Eclipse OpenJ9 version 0.17.0 was released 2019-10-18. It is available with AdoptOpenJDK that comes in 2 versions – HotSpot and OpenJ9. Here we benchmark those 2 versions doing some linear algebra. They are compared using the latest version of OpenJDK (v13) but also include an alternative with HotSpot on OpenJDK 8, that corresponds to a (still) very commonly used alternative.
The JDK:s used are:
- JDK 13.0.1, Eclipse OpenJ9 VM, openj9-0.17.0
- JDK 13.0.1, OpenJDK 64-Bit Server VM, 13.0.1+9
- JDK 1.8.0_232, OpenJDK 64-Bit Server VM, 25.232-b09
…all downloaded from https://adoptopenjdk.net on 2019-11-03.

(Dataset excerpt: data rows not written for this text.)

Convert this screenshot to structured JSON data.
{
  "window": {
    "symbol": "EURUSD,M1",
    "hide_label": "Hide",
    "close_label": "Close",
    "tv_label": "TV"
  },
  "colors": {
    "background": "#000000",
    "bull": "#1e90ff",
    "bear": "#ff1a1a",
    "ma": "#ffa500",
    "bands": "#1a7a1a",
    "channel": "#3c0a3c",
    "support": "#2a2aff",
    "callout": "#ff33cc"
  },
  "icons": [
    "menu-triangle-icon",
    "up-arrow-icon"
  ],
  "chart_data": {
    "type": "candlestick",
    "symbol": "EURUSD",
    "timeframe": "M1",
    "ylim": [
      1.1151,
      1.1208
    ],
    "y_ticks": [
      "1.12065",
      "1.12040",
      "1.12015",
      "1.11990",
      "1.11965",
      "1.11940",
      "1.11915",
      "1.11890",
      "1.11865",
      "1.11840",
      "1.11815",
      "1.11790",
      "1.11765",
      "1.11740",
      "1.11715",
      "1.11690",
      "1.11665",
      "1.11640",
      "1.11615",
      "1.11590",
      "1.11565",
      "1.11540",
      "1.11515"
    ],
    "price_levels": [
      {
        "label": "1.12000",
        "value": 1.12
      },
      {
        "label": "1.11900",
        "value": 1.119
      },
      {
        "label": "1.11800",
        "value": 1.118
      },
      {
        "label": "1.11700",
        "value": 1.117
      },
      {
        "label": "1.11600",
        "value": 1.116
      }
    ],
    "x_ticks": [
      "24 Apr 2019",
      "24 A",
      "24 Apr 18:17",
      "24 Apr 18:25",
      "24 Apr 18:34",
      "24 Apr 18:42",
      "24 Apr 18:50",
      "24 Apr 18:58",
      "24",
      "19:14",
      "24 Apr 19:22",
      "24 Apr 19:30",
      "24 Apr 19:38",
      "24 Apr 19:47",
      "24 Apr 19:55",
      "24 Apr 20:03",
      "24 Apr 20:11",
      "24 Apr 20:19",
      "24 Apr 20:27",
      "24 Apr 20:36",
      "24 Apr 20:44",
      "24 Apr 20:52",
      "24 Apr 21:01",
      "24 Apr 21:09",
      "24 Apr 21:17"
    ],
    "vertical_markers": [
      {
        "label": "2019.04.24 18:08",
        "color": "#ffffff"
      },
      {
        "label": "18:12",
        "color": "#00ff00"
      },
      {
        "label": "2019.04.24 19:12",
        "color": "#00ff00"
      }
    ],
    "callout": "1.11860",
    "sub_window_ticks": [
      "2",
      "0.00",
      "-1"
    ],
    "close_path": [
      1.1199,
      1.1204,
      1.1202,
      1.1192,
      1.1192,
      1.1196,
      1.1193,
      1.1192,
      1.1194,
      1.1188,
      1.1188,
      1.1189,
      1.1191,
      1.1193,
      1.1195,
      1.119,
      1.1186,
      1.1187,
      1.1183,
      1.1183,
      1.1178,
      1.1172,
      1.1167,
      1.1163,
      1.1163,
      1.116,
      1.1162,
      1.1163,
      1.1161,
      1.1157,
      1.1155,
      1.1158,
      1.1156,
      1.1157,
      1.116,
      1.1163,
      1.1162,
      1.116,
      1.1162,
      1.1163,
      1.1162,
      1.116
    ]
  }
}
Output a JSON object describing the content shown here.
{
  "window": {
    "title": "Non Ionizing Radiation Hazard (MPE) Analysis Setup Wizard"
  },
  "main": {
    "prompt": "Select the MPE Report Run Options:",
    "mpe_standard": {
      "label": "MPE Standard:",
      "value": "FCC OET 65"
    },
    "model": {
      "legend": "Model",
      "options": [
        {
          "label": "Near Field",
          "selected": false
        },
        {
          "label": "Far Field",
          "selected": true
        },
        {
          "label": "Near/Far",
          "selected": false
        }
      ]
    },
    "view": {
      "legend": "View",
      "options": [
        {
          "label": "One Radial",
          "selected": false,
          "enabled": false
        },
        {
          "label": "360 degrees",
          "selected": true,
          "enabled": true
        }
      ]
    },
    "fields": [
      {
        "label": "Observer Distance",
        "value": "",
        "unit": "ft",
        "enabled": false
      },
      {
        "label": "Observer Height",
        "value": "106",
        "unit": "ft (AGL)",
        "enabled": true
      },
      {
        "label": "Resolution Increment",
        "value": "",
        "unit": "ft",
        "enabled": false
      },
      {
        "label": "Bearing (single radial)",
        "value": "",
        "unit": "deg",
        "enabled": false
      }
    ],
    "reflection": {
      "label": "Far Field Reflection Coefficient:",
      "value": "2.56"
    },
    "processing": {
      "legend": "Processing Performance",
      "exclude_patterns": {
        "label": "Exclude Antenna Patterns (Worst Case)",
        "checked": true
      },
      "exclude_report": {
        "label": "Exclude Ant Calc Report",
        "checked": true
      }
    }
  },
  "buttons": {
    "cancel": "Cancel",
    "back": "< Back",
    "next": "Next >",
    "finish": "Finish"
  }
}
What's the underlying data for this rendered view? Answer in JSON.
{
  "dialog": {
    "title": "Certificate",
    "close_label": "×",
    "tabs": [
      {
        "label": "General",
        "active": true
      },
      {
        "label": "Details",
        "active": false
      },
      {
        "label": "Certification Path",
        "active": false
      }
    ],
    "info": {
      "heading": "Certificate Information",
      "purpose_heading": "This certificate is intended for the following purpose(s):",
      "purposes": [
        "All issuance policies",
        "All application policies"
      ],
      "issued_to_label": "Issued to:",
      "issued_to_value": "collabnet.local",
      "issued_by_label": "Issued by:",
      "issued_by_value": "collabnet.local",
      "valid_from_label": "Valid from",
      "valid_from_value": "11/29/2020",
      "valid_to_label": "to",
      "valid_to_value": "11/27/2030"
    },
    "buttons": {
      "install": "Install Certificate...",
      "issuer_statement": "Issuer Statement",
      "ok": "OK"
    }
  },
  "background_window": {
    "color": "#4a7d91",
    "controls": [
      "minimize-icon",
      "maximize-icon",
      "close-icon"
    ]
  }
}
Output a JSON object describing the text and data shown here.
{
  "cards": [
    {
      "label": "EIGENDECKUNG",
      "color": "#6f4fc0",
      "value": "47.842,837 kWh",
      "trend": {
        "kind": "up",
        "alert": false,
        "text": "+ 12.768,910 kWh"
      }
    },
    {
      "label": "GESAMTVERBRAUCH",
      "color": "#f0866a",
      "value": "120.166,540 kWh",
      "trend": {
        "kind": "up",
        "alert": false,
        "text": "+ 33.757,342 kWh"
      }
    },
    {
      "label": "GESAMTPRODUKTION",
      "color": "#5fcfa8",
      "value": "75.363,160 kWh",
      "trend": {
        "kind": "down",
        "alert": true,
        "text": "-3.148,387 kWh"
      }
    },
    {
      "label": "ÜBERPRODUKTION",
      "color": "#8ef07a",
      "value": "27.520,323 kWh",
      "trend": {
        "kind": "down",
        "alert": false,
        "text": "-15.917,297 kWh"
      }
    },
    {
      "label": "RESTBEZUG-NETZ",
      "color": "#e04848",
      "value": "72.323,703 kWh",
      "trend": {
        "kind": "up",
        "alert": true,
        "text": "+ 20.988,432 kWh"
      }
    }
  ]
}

The JDK:s are evaluated by executing 3 different linear algebra operations implemented in 3 different code libraries. This is done for a number of different matrix sizes ranging from 100×100 to 1000×1000.
Operations
- Matrix Multiplication
- Solve Equation Systems
- Singular Value Decomposition
Libraries
- Apache Commons Math (ACM) v3.6.1
- Efficient Java Matrix Library (EJML) v0.38
- ojAlgo v48.0.0-SNAPSHOT
Results
The charts show the number of operations per minute on the y-axis and matrix size (square) on the x-axis.
Matrix Multiplication
Solve Equation System
Singular Value Decomposition
Interpretation
First thing to realise is that any clearly visible line separation in the charts represents a significant speed difference, and there is (up to) a x20 speed difference between the slowest and fastest library-JDK combinations.
Funny thing is that the JDK:s “win” one benchmark each (which JDK was used in the fastest library-JDK combination for each of the operations).
The results are somewhat contradictive. OpenJ9, for instance, is both the slowest and fastest alternative when doing matrix multiplication, depending on which library is used.
With HotSpot, OpenJDK 13 is mostly a slight improvement over OpenJDK 8, but sometimes the differences are huge – and v13 in not always faster than v8.
Benchmark Details
The tests were executed on a Google Cloud Platform Compute Engine: n1-highmem-4 (4 vCPUs Intel Skylake Xeon, 26 GB memory) running CentOS.